3

A frequent question that arises when I present results of topic modeling to novices is: "How many documents belong to topic x?".

As topic modeling is probabilistic, I hesitate giving absolute frequencies as an answer. But "mean document-topic-probability" is nothing people unexperienced in topic modeling can deal with.

How would you determine the number of documents per topic? Using a cut-off in document-topic-probability?

abitter
  • 53
  • 7
  • Since I had some situations where a clear number of documents per topic was wished (e.g., share of female authors per topic), I ended up with the following approach: **Select all docs with document-topic-probability > .5** Although I agree with @haitao-du, doing it the Bayesian way (mean document-topic-probability of women vs. men) is sometimes hard to communicate. So selecting docs that _mainly_ address the topic might be a workaround for those situations, of course accompanied by stressing the resulting loss of information. – abitter Jul 26 '21 at 11:06

1 Answers1

1

I think this question related to membership assignment and have little thing to do with topic modeling.

Assign a membership based on probability is a question frequently asked. See here as an example.

To maximize the chance of correctly guessing the result of a coin flip, should I always choose the most probable outcome?

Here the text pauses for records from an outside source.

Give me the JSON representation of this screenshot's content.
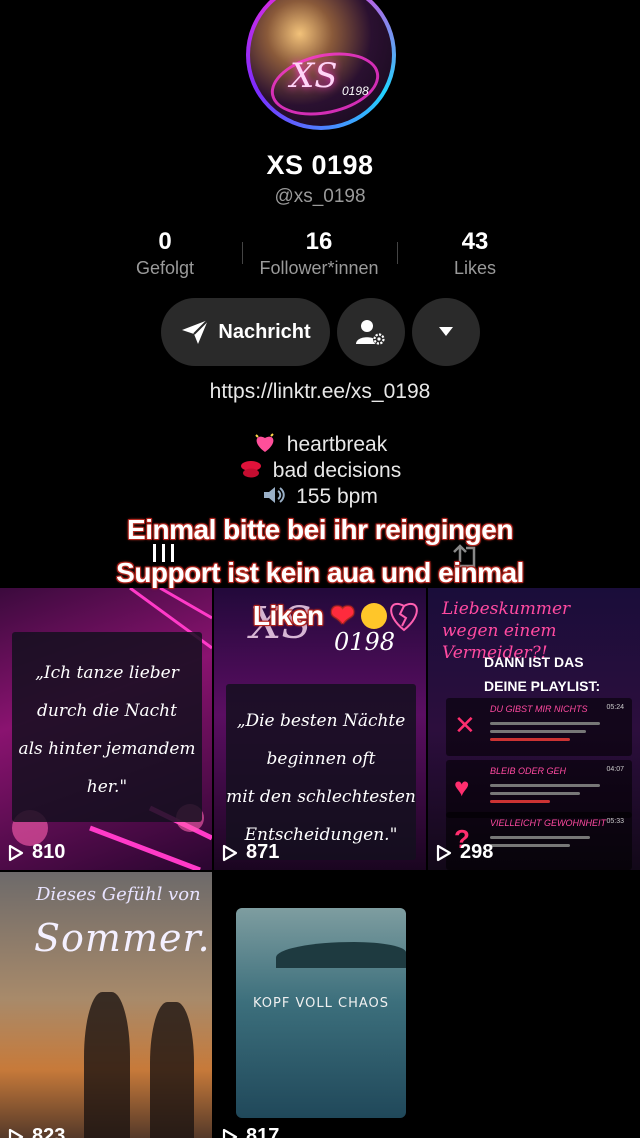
{
  "profile": {
    "avatar_text": "XS",
    "avatar_num": "0198",
    "name": "XS 0198",
    "handle": "@xs_0198"
  },
  "stats": [
    {
      "value": "0",
      "label": "Gefolgt"
    },
    {
      "value": "16",
      "label": "Follower*innen"
    },
    {
      "value": "43",
      "label": "Likes"
    }
  ],
  "actions": {
    "message_label": "Nachricht",
    "icons": [
      "send-icon",
      "add-friend-settings-icon",
      "triangle-down-icon"
    ]
  },
  "link": "https://linktr.ee/xs_0198",
  "bio": [
    {
      "emoji": "sparkling-heart",
      "text": "heartbreak"
    },
    {
      "emoji": "kiss-mark",
      "text": "bad decisions"
    },
    {
      "emoji": "speaker",
      "text": "155 bpm"
    }
  ],
  "overlay_caption": {
    "line1": "Einmal bitte bei ihr reingingen",
    "line2": "Support ist kein aua und einmal",
    "line3": "Liken"
  },
  "videos": [
    {
      "views": "810",
      "quote": [
        "„Ich tanze lieber",
        "durch die Nacht",
        "als hinter jemandem",
        "her.\""
      ]
    },
    {
      "views": "871",
      "brand": "XS",
      "brand_num": "0198",
      "quote": [
        "„Die besten Nächte",
        "beginnen oft",
        "mit den schlechtesten",
        "Entscheidungen.\""
      ]
    },
    {
      "views": "298",
      "title": "Liebeskummer wegen einem Vermeider?!",
      "subtitle": [
        "DANN IST DAS",
        "DEINE PLAYLIST:"
      ],
      "tracks": [
        {
          "title": "DU GIBST MIR NICHTS",
          "time": "05:24"
        },
        {
          "title": "BLEIB ODER GEH",
          "time": "04:07"
        },
        {
          "title": "VIELLEICHT GEWOHNHEIT",
          "time": "05:33"
        }
      ]
    },
    {
      "views": "823",
      "title": "Dieses Gefühl von",
      "big": "Sommer..."
    },
    {
      "views": "817",
      "card_text": "KOPF VOLL CHAOS"
    }
  ],
  "colors": {
    "background": "#000000",
    "button_bg": "#2a2a2a",
    "muted_text": "#9a9a9a",
    "caption_outline": "#a31515",
    "neon_pink": "#ff2bd6"
  }
}
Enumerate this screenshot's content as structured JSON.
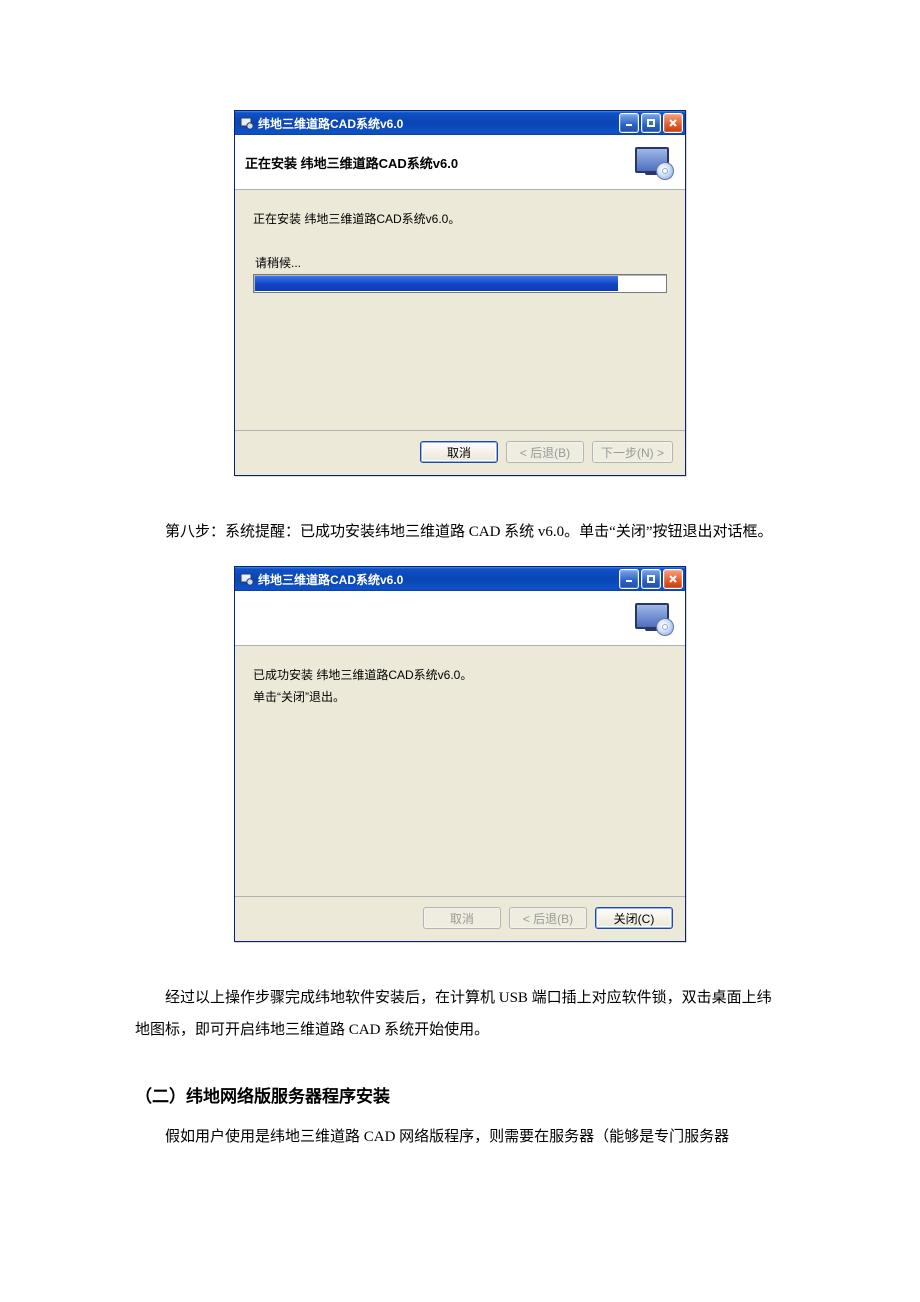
{
  "dialog1": {
    "window_title": "纬地三维道路CAD系统v6.0",
    "header_title": "正在安装 纬地三维道路CAD系统v6.0",
    "body_text": "正在安装 纬地三维道路CAD系统v6.0。",
    "wait_label": "请稍候...",
    "progress_percent": 88,
    "buttons": {
      "cancel": "取消",
      "back": "< 后退(B)",
      "next": "下一步(N) >"
    }
  },
  "para_step8": "第八步：系统提醒：已成功安装纬地三维道路 CAD 系统 v6.0。单击“关闭”按钮退出对话框。",
  "dialog2": {
    "window_title": "纬地三维道路CAD系统v6.0",
    "body_line1": "已成功安装 纬地三维道路CAD系统v6.0。",
    "body_line2": "单击“关闭”退出。",
    "buttons": {
      "cancel": "取消",
      "back": "< 后退(B)",
      "close": "关闭(C)"
    }
  },
  "para_after": "经过以上操作步骤完成纬地软件安装后，在计算机 USB 端口插上对应软件锁，双击桌面上纬地图标，即可开启纬地三维道路 CAD 系统开始使用。",
  "heading_section2": "（二）纬地网络版服务器程序安装",
  "para_section2": "假如用户使用是纬地三维道路 CAD 网络版程序，则需要在服务器（能够是专门服务器"
}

We can assign the membership based on Maximum a posteriori estimation or others.

Think about two examples:

  • Suppose there are only $2$ topics, we can easily set the threshold to be $0.5$.
  • Suppose there are $100$ topics, and the probability distribution for a given document is $[0.1, 0.9/99, \cdots, 0.9/99]$. How do we assign the membership? If we assign it to be topic 1 (which is the MAP estimation) but we will get 90% wrong !

So, the answer is just use the probability (Bayesian way), and do not use a threshold to assign membership.

Haitao Du
  • 32,885
  • 17
  • 118
  • 213